In 2019, the company opened a research & development center in Bangalore, India. That year, the company also moved into financial services, introducing a credit card in partnership with Bank Rakyat Indonesia and Bank Mandiri and launching its PayLater card. Also in 2019, Traveloka debuted Traveloka Xperience, a platform for booking lifestyle activities, and a shariah-compliant health insurance program, alongside FWD Group, as well as other features. The company also began collaborating with government agencies and tourism boards, including the Singapore Tourism Board and the Indonesian Tourism Ministry, to promote regional travel and tourism.

===COVID-19 pandemic (2020–2022)===
The coronavirus pandemic in 2020 led to a surge in refund and rescheduling requests as well as substantial reimbursements. With flight bookings dropping to essentially zero due to travel restrictions, in April 2020, Traveloka laid off 100 staff members, and over the next half-year, refunded around 150,000 flight tickets equating to $100 million. In response to the situation at large, the company introduced flexible booking options, including its "Buy Now, Stay Later" option, bundling flights with COVID-19 tests, and expanding its "online experiences" with features such as cooking classes. It also launched the Traveloka Clean Partners campaign to align with government health and safety measures and facilitated vaccination bookings for over 600,000 people. Demand for travel accommodation was recovering by October 2020, according to Traveloka, and by the end of the year, the company's travel business had returned to profitability.

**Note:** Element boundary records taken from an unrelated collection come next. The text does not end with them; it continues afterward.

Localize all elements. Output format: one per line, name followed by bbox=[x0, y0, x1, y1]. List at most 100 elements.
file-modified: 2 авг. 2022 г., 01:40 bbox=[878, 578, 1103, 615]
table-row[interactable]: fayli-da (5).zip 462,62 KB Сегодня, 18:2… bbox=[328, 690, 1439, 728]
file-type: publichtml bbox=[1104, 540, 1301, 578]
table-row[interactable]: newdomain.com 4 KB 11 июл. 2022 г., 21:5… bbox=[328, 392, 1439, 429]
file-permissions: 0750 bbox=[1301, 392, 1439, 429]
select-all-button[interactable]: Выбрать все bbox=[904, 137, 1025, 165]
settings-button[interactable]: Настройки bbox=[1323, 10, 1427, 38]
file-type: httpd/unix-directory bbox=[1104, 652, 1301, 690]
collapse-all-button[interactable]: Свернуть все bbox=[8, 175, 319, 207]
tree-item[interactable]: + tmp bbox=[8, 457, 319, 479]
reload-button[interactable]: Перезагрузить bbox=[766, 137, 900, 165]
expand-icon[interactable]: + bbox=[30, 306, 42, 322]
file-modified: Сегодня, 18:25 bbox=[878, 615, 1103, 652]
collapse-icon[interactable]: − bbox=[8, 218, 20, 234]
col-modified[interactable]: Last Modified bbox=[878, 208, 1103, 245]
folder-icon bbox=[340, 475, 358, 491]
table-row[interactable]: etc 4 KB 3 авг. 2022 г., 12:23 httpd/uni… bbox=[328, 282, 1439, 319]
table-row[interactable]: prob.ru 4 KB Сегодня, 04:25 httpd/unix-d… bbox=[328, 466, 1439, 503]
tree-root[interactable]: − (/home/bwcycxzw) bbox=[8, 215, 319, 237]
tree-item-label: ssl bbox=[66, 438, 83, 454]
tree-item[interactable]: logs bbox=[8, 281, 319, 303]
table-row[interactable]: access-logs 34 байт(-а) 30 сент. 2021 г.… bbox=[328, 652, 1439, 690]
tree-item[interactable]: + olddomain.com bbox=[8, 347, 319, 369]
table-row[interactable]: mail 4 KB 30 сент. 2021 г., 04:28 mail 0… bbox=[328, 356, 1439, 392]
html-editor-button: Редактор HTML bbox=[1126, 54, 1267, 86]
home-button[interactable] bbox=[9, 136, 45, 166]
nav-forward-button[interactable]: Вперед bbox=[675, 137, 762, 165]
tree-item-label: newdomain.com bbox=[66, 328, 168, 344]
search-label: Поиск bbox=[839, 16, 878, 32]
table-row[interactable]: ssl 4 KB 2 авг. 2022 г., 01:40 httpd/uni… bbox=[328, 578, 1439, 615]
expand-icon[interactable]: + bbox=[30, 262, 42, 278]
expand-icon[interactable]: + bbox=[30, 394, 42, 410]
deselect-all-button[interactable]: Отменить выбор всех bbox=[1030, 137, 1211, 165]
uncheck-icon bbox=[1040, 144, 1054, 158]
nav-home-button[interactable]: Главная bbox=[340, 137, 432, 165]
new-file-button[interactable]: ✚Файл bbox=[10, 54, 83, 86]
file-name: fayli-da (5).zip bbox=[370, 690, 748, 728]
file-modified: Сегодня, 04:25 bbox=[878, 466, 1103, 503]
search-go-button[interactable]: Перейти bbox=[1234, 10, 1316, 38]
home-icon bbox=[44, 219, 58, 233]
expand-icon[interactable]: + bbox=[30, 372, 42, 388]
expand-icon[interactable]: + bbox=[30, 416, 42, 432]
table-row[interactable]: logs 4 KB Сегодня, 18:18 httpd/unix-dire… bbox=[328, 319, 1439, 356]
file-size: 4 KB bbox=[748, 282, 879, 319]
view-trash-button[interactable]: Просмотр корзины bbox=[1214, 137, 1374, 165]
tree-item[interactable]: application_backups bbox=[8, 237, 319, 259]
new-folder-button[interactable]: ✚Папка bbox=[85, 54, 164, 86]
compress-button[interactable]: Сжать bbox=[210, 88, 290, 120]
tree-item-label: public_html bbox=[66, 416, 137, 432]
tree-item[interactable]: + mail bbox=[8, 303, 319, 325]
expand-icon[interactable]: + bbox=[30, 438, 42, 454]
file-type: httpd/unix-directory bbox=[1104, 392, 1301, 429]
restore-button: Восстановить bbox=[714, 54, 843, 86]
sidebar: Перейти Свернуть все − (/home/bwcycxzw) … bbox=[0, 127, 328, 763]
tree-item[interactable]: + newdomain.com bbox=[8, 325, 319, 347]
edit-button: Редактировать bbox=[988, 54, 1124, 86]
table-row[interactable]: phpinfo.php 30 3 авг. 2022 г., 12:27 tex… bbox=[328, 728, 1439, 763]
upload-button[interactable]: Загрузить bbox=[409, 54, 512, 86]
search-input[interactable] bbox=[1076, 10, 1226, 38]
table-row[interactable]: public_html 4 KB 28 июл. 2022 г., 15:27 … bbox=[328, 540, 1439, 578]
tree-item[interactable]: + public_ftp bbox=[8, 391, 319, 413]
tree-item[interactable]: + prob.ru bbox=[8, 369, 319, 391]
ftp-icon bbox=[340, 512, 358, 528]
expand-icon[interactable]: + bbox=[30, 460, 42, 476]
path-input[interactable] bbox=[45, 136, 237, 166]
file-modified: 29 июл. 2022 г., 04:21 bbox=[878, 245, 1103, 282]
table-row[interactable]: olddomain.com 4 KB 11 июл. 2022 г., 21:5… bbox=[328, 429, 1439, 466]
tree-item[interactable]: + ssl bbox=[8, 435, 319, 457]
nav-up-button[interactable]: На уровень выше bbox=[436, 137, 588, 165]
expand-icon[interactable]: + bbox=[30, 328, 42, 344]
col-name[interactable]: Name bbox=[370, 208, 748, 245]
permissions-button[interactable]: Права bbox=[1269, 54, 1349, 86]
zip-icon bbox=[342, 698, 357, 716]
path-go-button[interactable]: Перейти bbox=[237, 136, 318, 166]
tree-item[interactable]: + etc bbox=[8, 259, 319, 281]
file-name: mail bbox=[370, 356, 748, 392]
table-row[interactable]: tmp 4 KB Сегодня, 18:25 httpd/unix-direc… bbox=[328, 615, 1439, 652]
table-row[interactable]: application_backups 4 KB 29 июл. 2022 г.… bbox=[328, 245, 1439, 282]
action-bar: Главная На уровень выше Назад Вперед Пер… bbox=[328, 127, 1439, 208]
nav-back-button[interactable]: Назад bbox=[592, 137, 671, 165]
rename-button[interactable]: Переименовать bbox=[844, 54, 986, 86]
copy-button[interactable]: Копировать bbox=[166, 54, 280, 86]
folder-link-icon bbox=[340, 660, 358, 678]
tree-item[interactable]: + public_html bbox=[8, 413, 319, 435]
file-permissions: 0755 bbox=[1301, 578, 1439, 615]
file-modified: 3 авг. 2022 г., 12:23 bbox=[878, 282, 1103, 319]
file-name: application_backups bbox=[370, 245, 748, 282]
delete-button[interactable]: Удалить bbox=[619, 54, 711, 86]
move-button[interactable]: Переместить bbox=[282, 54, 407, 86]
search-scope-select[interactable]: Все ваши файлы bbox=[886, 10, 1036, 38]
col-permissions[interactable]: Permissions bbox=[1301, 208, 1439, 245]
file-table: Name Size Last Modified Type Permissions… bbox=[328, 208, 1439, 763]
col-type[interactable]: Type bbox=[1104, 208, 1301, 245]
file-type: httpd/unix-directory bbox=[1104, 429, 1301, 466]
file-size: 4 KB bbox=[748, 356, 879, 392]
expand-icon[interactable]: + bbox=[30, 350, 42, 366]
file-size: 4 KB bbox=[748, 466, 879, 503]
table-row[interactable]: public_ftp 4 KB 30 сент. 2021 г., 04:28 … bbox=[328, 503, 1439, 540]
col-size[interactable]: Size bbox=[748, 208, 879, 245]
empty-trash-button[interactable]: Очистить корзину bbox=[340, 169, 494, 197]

After reports in February 2021 that Traveloka was considering an SPAC merger in the United States, the company halted discussions of an initial public offering with Bridgetown Holdings in September 2021. In 2021, Fast Company named Traveloka one of its 100 Best Workplaces for Innovators in the international category. In January 2022, Traveloka was valued at $3 billion. The company streamlined its operations in 2022, discontinuing pandemic-specific ventures such as Traveloka Mart and Traveloka Eats.

===Recent (2023-2025)===
A 2023 PricewaterhouseCoopers study estimated that Traveloka had contributed USD10 billion in Gross Value Added to Indonesia's economy between 2019 and 2022. That included $4.5 billion from tourism, or 2.7% of the sector's GDP. In 2023, the company added a carbon offset option and a "sustainable tourism" filter to its app. Traveloka partnered with Disney Cruise Line in 2024, and by 2025, it had expanded operations into Australia and Japan. The app is regarded as functionally similar to Expedia.

==Funding==
- In 2012, Traveloka raised an undisclosed amount of seed funding from East Ventures.
- In 2013, Global Founders Capital invested in Traveloka.
- In July 2017, Traveloka raised $350 million from Global Founders Capital, GIC, the Qatar Investment Authority, and Expedia, which also became a minority investor. Funds were earmarked for developing machine learning and artificial intelligence, investments, and hiring more staff.
- A funding round in 2020 was led by the Qatar Investment Authority.
- In 2022, the company raised USD300 million from a consortium of lenders. In April 2024, Bloomberg reported that Traveloka had used its own internal funds to repay the loan a year early.